Getting Formula 3 back on the bill was still a step too far last year even as the programme expanded back to four days and some international competitors returned for the GT and bike races.
But as Formula 1 was grappling with its Las Vegas GP backlash (even before the event had begun) last weekend, here was a reminder of what a special street track - surely the premier street track - this is.
That's in everything from the visible stuff - the elevation, including the climb out of San Francisco that the cameras never really do justice to, or the skyline, or the scrapes and marks that graffiti the walls as the weekend goes on.
To the smaller details - even having proper corner names that instantaneously evoke memories puts this a cut above most street circuits.
Vegas, it turned out, was a great spectacle come raceday. But the contrast between the two events was never more stark than when, at the same time as the Vegas Thursday practice farce was unfolding, Friday's Macau track action was in full swing - and offering those among us fortunate enough to head trackside plenty of unadulterated joy.

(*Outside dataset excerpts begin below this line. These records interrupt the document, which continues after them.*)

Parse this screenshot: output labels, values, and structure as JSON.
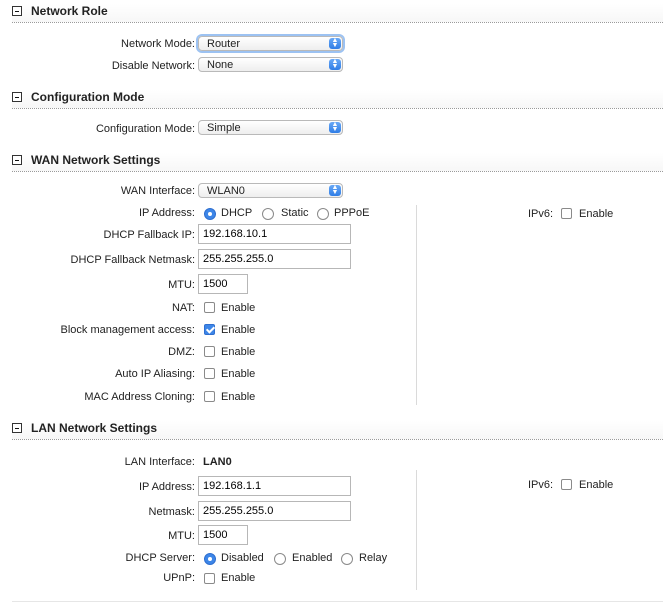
{
  "network_role": {
    "title": "Network Role",
    "network_mode_label": "Network Mode:",
    "network_mode_value": "Router",
    "disable_network_label": "Disable Network:",
    "disable_network_value": "None"
  },
  "configuration_mode": {
    "title": "Configuration Mode",
    "label": "Configuration Mode:",
    "value": "Simple"
  },
  "wan": {
    "title": "WAN Network Settings",
    "interface_label": "WAN Interface:",
    "interface_value": "WLAN0",
    "ip_address_label": "IP Address:",
    "ip_options": [
      "DHCP",
      "Static",
      "PPPoE"
    ],
    "ip_selected": "DHCP",
    "fallback_ip_label": "DHCP Fallback IP:",
    "fallback_ip_value": "192.168.10.1",
    "fallback_netmask_label": "DHCP Fallback Netmask:",
    "fallback_netmask_value": "255.255.255.0",
    "mtu_label": "MTU:",
    "mtu_value": "1500",
    "nat_label": "NAT:",
    "block_mgmt_label": "Block management access:",
    "dmz_label": "DMZ:",
    "auto_ip_label": "Auto IP Aliasing:",
    "mac_clone_label": "MAC Address Cloning:",
    "enable_text": "Enable",
    "ipv6_label": "IPv6:",
    "checks": {
      "nat": false,
      "block_mgmt": true,
      "dmz": false,
      "auto_ip": false,
      "mac_clone": false,
      "ipv6": false
    }
  },
  "lan": {
    "title": "LAN Network Settings",
    "interface_label": "LAN Interface:",
    "interface_value": "LAN0",
    "ip_address_label": "IP Address:",
    "ip_address_value": "192.168.1.1",
    "netmask_label": "Netmask:",
    "netmask_value": "255.255.255.0",
    "mtu_label": "MTU:",
    "mtu_value": "1500",
    "dhcp_server_label": "DHCP Server:",
    "dhcp_options": [
      "Disabled",
      "Enabled",
      "Relay"
    ],
    "dhcp_selected": "Disabled",
    "upnp_label": "UPnP:",
    "enable_text": "Enable",
    "ipv6_label": "IPv6:",
    "checks": {
      "upnp": false,
      "ipv6": false
    }
  },
  "colors": {
    "accent": "#3d86e8"
  }
}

Those are, unsurprisingly, emotions shared by those at the centre of attention. There's a purity about the way drivers' and riders' faces light up when they're asked to speak about this most demanding of driving challenges.
"Probably you also have this feeling: in some places, you go there and you feel something special inside," said Norbert Michelisz, who clinched the TCR World Tour title on Sunday, when asked by The Race what it was about the event that made him so effusive in expressing his love of being here.
"I remember in 2010 [that] although everyone was telling me that it's a very difficult circuit, I was hugely confident from the first moment I was running on the track. I cannot explain this feeling.
"I just love being here. Arriving here always feels like [it did] the first time. I cannot explain it in a better way."
And that extended to the Macau GP rookies who stole the show in the F3 headliner.
Williams F1 junior Luke Browning, who bossed qualifying and survived the red flags, the restarts, and everything else the Macau GP can throw at you to win the qualifying race, then the grand prix proper (pictured above), said "this place is an animal" and that doing "close to 1000 laps on the simulator at home" in preparation was basically irrelevant for what was to come.
"There’s something special about this place," said Browning. "It’s like Monaco on steroids. You’re flying past these barriers at incredible speeds, and I was incredibly excited out there."
Factory BMW driver Sheldon van der Linde, still raw from losing a GT World Cup podium to a puncture on his debut, nevertheless said the week was a "fantastic experience" and that the circuit was "immediately one of my absolute favourites", while Nestor Girolami - runner-up to Michelisz in the tin-top race - called his return to Macau a "dream".
"You cannot compare this track to any track in the world. Even the Nordschleife is not like this," he added. "This is zero, zero, zero room for mistakes."
That's not to say everything is seamless. For one thing, the endless loop of KT Tunstall tracks that back in the day used to greet you in the paddock on Thursday and was still going come the close of play on Sunday has gone.
On a more serious note, friction does arise between Macau itself and the FIA. Describe the headline event as the FIA Formula 3 World Cup to someone from the first of those parties, or as the Formula 3 Macau Grand Prix to someone from the other, and the eyeroll you're likely to be met with will go some way to illustrating the frustration that can build up.
But perhaps more pertinent is the question of whether these cars are suitable for this race. There's a common concern that the single-make 380bhp Dallara-Mecachrome F3 cars are too powerful, too fast, too heavy for the Guia circuit (which the FIA upgraded from Grade 3 to Grade 1 to accommodate the current car in 2019).
Browning's fastest lap in this year's race, a 2m06.647s, recorded an average speed of 108.057mph - up more than 7mph from Dan Ticktum's best lap in the 2018 edition in a Dallara F317 chassis - while the race itself was interrupted by a number of hefty shunts, most notably Paul Aron's at the Paiol left-hander that caused a long red flag.
This year’s F4 race - staged the previous weekend as part of the 70th anniversary celebrations - was well-received, but the 270bhp Formula Regional offering would probably be in the right ballpark if it's determined that the current F3 car, or the next one, isn't right.
But unlike the skyline that sets its backdrop, refreshed each year with towers as the land-reclamation process continues apace, for now there's no suggestion of any change to the race.
The one reservation heading out this year was whether any of the charm would have been lost in the intervening years. Whether the debauchery and gimmicks that Macau, like Las Vegas, has in abundance might have taken over.
The answer was an emphatic no - the Macau Grand Prix is as incredible as ever.